“History and Mystery”
Hitchens’ commentary on an NY Times OpEd piece titled “The
Mystery of the Insurgency” about violence in Iraq in 2005. Hitchens violently
disagrees with calling the perpetrators “insurgents” and “practically plead[s]
with the authors to come up with an intelligible (or defensible?) reason for
[the NYTs]to go on calling them insurgents.” He argues that the campaign of violence is not
a war of independence from US occupation, but “an attempt to put Iraqi Arabs
and Kurds, many of them still traumatized by decades of well-founded fear, back
under the heel of the Baath Party or under a home-grown Taliban, or the
combination of both…”
He concludes, “It’s time for respectable outlets to drop the
word [insurgent], to call things by their right names (Baathist or bin Ladenist
or jihad-ist would all do in this case), and to stop inventing mysteries where
none exist.”
New Learning: Jihad-ists in Iraq killed UN envoy, Sergio
Vieira de Mello, for his role in helping East Timor become independent from
Muslin Indonesia.
Mr.

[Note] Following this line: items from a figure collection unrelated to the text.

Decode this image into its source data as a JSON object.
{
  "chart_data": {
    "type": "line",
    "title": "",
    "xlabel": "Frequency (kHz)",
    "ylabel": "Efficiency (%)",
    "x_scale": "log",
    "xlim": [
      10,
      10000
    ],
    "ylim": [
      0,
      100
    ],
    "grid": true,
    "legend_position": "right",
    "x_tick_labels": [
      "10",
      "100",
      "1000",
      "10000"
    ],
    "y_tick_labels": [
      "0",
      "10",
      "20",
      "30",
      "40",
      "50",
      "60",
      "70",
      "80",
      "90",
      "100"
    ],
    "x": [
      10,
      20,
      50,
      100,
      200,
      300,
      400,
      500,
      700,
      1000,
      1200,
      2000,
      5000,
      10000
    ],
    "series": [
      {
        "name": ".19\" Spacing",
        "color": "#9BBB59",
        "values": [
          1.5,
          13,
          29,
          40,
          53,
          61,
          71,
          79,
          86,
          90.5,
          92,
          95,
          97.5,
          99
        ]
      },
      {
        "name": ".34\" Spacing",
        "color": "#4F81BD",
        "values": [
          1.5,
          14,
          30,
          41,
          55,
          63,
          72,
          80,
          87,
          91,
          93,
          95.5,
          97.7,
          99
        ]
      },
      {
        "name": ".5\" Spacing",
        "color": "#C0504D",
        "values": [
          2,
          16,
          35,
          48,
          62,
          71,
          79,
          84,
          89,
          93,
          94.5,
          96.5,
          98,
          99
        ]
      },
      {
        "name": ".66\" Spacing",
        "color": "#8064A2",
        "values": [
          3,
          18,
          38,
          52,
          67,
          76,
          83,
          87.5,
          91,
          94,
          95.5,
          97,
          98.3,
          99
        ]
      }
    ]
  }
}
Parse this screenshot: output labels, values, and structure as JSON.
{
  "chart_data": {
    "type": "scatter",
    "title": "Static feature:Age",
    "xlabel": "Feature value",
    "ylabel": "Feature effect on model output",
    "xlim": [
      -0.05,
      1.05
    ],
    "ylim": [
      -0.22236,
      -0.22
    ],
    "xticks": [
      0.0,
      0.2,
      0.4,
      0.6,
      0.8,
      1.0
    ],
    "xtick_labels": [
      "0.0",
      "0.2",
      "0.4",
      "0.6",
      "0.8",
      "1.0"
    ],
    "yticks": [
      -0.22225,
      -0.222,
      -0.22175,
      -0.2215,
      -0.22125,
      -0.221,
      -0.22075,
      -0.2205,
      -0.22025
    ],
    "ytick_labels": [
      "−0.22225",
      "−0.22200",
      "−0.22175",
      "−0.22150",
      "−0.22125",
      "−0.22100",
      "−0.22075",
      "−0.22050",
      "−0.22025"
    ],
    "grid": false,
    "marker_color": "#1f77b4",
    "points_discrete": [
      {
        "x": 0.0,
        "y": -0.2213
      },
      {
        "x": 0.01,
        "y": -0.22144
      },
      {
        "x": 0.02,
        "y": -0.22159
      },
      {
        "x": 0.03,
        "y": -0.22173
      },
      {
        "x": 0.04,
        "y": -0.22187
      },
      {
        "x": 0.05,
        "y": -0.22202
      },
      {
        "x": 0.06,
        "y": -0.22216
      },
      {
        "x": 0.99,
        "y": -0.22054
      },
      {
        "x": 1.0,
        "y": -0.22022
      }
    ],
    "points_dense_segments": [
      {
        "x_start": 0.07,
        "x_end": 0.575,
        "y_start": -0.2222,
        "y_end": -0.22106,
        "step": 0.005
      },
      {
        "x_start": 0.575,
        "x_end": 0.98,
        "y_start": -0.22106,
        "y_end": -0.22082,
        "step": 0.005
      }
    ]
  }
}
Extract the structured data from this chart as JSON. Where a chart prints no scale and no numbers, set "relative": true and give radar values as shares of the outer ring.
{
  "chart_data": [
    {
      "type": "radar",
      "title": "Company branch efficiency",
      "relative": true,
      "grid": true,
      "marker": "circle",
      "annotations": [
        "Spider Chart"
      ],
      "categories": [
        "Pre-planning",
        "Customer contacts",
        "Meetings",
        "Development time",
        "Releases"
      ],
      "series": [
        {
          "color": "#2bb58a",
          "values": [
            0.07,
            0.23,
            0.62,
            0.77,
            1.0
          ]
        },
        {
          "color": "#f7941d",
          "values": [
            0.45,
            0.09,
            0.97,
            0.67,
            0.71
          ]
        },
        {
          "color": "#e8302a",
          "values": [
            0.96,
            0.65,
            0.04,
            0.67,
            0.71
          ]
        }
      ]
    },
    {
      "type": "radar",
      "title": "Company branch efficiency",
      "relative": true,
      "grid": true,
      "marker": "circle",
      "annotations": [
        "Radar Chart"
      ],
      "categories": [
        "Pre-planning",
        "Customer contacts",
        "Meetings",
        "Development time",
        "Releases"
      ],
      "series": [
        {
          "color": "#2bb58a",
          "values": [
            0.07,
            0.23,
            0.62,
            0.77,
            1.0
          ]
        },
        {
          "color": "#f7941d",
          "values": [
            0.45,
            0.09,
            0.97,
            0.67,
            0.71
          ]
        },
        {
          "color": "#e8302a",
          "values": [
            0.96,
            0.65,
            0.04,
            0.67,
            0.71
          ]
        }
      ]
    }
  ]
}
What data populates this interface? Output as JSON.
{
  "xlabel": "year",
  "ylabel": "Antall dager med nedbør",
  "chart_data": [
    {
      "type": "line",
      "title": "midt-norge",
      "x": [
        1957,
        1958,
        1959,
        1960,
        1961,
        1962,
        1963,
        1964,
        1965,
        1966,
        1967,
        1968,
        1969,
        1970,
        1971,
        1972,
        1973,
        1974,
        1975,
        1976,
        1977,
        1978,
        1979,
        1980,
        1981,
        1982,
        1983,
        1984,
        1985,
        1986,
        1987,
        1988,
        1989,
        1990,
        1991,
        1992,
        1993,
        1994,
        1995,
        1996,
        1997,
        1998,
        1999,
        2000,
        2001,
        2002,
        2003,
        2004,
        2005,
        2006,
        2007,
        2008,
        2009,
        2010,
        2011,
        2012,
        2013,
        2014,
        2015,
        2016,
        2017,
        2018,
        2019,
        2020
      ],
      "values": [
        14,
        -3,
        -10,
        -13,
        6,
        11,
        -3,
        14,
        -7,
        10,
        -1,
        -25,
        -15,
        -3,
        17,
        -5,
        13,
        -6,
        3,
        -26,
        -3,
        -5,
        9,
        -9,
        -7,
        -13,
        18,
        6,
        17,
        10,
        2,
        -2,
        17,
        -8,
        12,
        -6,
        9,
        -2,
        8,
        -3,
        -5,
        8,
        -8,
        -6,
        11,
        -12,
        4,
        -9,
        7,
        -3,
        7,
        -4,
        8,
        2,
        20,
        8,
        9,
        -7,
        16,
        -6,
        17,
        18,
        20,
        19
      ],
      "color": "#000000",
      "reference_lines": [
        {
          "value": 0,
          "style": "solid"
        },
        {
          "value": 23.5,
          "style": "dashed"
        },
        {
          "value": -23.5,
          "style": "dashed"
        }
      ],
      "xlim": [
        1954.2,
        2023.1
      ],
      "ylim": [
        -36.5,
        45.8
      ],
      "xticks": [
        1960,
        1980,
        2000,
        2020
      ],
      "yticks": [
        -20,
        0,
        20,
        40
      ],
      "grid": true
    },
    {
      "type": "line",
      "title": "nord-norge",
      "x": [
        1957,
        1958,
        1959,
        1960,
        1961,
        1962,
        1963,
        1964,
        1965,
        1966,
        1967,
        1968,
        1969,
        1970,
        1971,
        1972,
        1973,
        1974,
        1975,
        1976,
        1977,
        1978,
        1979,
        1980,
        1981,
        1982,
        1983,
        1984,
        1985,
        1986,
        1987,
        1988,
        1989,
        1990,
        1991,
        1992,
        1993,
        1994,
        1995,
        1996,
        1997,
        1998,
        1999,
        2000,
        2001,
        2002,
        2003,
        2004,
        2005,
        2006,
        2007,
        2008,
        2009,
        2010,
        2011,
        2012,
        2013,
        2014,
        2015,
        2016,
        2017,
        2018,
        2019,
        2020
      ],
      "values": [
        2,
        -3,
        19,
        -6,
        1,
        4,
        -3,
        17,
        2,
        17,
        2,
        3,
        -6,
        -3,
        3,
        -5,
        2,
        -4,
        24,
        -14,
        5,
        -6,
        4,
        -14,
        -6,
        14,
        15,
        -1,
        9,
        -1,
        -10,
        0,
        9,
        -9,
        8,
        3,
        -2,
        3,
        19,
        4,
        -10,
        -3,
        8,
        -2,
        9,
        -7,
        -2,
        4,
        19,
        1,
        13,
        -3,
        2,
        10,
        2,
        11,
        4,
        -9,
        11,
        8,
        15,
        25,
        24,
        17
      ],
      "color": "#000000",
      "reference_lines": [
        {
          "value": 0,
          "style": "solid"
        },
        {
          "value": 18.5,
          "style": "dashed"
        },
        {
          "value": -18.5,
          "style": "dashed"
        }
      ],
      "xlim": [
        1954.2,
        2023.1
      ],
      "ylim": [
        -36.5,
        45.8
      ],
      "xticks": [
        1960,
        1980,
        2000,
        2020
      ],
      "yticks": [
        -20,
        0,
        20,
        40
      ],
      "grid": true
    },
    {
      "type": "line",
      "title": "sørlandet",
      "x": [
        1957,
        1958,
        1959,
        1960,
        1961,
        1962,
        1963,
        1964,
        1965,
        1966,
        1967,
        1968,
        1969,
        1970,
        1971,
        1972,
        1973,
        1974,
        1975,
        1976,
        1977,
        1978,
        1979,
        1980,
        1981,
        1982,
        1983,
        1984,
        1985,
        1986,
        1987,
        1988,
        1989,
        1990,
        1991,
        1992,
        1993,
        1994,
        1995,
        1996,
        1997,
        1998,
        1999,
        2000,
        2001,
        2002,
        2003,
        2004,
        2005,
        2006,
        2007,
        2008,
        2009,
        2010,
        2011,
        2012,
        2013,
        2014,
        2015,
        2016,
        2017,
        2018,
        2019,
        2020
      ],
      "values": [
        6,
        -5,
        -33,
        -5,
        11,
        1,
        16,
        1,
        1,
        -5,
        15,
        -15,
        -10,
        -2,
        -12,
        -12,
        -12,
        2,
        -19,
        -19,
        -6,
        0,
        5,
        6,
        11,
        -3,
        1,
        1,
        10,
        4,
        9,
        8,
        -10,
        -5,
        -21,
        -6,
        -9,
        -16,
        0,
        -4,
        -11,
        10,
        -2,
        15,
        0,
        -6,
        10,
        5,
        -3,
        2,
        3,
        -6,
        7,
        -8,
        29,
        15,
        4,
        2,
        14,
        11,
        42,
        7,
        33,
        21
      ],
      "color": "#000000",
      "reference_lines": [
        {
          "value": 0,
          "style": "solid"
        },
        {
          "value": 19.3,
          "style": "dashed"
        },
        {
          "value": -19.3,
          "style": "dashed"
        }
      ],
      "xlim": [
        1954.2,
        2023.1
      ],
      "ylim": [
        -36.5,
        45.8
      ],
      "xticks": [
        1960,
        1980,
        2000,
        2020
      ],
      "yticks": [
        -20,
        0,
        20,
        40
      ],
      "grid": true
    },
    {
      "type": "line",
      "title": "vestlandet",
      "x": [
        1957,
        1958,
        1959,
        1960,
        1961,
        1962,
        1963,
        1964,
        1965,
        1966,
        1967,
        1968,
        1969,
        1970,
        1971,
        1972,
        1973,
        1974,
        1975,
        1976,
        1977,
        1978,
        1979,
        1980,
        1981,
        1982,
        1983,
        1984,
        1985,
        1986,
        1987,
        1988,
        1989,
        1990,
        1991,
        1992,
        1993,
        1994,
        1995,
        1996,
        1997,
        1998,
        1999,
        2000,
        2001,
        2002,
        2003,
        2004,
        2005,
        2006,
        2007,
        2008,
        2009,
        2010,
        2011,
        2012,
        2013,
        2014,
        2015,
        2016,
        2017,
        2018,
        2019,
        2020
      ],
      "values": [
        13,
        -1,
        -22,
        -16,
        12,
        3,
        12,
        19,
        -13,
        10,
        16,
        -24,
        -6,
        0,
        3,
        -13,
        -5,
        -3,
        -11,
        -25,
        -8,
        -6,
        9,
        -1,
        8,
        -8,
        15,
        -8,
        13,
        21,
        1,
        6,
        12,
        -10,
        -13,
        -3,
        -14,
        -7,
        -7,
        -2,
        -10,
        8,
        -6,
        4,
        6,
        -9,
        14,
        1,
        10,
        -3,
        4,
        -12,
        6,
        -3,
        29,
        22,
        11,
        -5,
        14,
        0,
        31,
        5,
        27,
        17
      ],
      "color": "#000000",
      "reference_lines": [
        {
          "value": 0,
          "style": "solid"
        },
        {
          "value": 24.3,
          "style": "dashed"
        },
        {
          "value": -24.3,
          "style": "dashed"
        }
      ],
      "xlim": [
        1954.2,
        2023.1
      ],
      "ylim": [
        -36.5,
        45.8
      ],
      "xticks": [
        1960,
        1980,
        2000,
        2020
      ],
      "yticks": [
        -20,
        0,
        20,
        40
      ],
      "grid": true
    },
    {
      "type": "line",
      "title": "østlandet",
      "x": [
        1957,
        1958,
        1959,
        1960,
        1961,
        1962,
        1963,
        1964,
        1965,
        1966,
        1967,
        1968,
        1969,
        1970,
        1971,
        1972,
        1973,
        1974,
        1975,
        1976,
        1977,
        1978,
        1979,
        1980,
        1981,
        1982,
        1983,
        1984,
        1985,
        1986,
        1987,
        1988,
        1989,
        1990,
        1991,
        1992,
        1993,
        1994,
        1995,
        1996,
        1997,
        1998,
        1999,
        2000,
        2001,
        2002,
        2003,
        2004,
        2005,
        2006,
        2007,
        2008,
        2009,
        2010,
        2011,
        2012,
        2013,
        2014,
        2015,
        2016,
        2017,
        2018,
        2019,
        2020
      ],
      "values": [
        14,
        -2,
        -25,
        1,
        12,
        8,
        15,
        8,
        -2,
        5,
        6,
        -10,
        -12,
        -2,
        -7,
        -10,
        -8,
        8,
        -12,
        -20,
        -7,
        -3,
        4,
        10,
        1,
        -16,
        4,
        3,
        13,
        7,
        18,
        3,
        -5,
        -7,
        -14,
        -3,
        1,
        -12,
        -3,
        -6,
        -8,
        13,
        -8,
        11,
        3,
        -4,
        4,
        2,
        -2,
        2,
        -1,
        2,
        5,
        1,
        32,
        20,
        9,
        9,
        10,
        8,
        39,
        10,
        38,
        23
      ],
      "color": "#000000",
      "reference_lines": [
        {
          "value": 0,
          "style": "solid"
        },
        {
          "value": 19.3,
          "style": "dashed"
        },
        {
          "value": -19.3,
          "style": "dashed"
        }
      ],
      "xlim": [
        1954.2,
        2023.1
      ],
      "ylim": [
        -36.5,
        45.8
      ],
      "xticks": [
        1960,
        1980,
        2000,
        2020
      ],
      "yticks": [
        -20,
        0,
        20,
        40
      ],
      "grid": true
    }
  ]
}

Mello with Est Timor President Xanana Gusmao in 2002:
Mr. Mello with Est Timor President Xanana Gusmao in 2002:
Old word, properly defined: “In my ears, ‘insurgent’ is a
bit like ‘rebel’ or even ‘revolutionary.” There’s nothing axiomatically
pejorative about it, and some passages of history have made it a term of honor.
At a minimum, though, it must mean rising up. These fascists and hirelings are
not rising up, they are stamping back down. It’s time for respectable outlets
to drop the word, to call things by their right names (Baathist or bin Ladenist
or jihad-ist would all do in this
case), and to stop inventing mysteries where none exist.